Pour autant, il sera nécessaire de répondre à la demande de plus de justice fiscale. La création d’une nouvelle tranche marginale (de 50 % par exemple) au-delà d’un seuil élevé de revenus (par exemple 500 000€ annuels) pourrait répondre à cette attente. Rappelons cependant que, au sein des 36 pays de l’OCDE, la France est sans doute celui dans lequel les taux de prélèvements moyens et marginaux sont déjà les plus élevés… Cette mesure peut être complétée utilement par un renforcement du prélèvement sur les successions. Là aussi une tranche supplémentaire pour les très grosses successions permettrait d’envoyer un double signal : d’une part le capital serait plus lourdement taxé au moment de sa transmission ce qui est une mesure de justice sociale, d’autre part les classes salariées supérieures ne seraient pas seules à payer par un impôt élevé via l’impôt sur le revenu, les grosses fortunes seraient aussi mises à contribution.

Mais le sentiment d’injustice fiscale est sans doute en grande partie lié à l’illisibilité actuelle de notre système fiscal. À ce titre, il nous semblerait souhaitable d’engager un vaste processus visant à éclaircir la logique des prélèvements pour faciliter le consentement à les payer. Dans de précédents travaux, nous avions proposé une réorganisation allant dans ce sens. Elle repose sur trois composantes concernant les prélèvements finançant les politiques sociales (soit largement plus de la moitié des dépenses publiques). Tout d’abord, les dépenses non contributives (dépenses de santé hors indemnités journalières et politiques familiales essentiellement) pourraient être financées par des prélèvements à taux constant sur l’ensemble des revenus. La CSG est sans doute le meilleur candidat pour jouer ce rôle.

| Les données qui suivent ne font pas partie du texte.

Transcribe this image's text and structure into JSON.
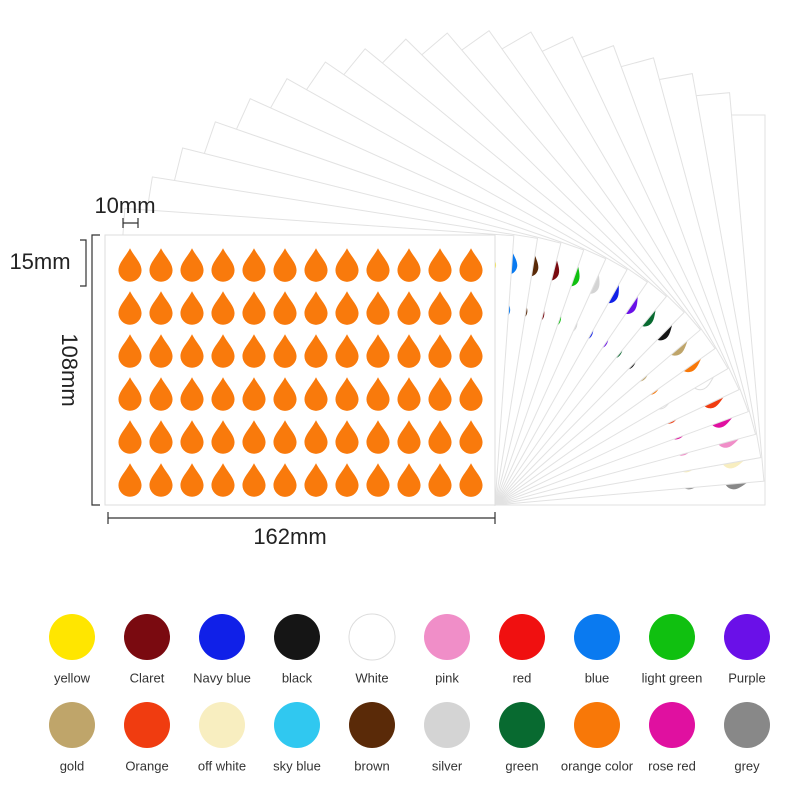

Ensuite, les dépenses contributives (retraites, indemnités chômage, indemnités journalières santé essentiellement) devraient garder leur logique assurantielle dont on s’est récemment éloigné et être financées par des prélèvements à taux constants sur les revenus du travail, via des cotisations employeurs et salariés. Enfin, les dépenses redistributives (les minimas sociaux et les politiques du logement essentiellement) pourraient être financées par des prélèvements eux-mêmes progressifs, comme l’IR. Une telle organisation très lisible contribuerait à nos yeux à une meilleure acceptation des prélèvements. Nous en sommes loin, et les choix récents de baisser les cotisations chômage des salariés et de financer cette baisse par une augmentation de la CSG n’ont pas éclairci le paysage et le consentement à payer, bien au contraire. Demander à des retraités de financer l’assurance chômage à laquelle ils ont contribué durant leur précédente vie de salariés et correspondant à la couverture d’un risque auquel ils ne sont plus exposés est difficilement explicable… Ce changement a sans doute été ressenti comme profondément injuste par de nombreux retraités qui sont allés manifester ce mécontentement sur les ronds-points, un gilet jaune sur le dos…

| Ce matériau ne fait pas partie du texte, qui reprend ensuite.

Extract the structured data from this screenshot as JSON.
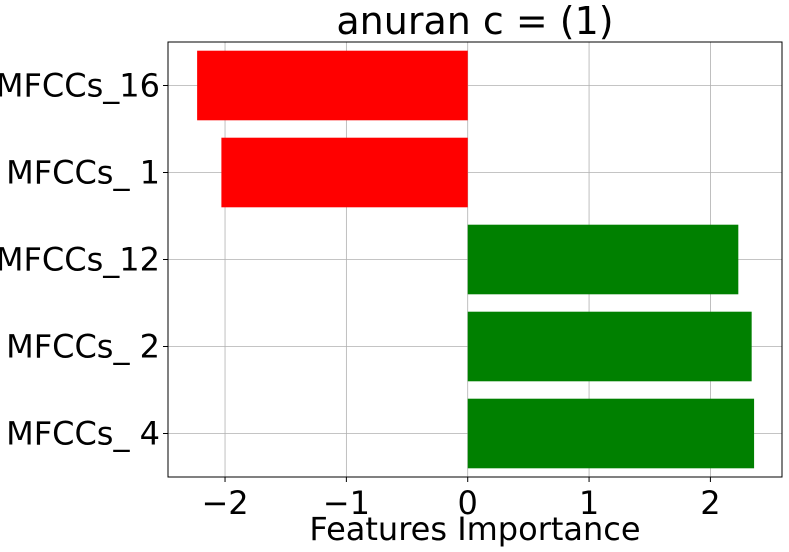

Concernant la lisibilité en termes de pouvoir d’achat, un pacte social pourrait utilement être établi avec deux populations spécifiques et numériquement très importantes : les retraités et les agents des fonctions publiques. Ces deux catégories ont connu sur les dix dernières années une paupérisation quasi continue, avec une revalorisation des pensions pour la première et du point d’indice salarial pour la seconde inférieurs à la hausse des prix. Cette situation ne peut être prolongée sans risques sociaux répétés. Il est en effet difficilement acceptable pour de nombreuses personnes que la paupérisation de populations aussi larges soit le moyen privilégié pour modérer la dépense publique, plutôt que des réformes ambitieuses. Il nous semblerait logique de prendre avec ces deux populations l’engagement sur le futur d’une  revalorisation annuelle ne pouvant être inférieure à l’inflation. Mais sans doute un tel engagement devrait accompagner l’annonce de modalités plus précises que celles faites jusqu’ici concernant les réformes des retraites et de l’État. En clair, ces engagements devraient faire partie des composantes des réformes envisagées.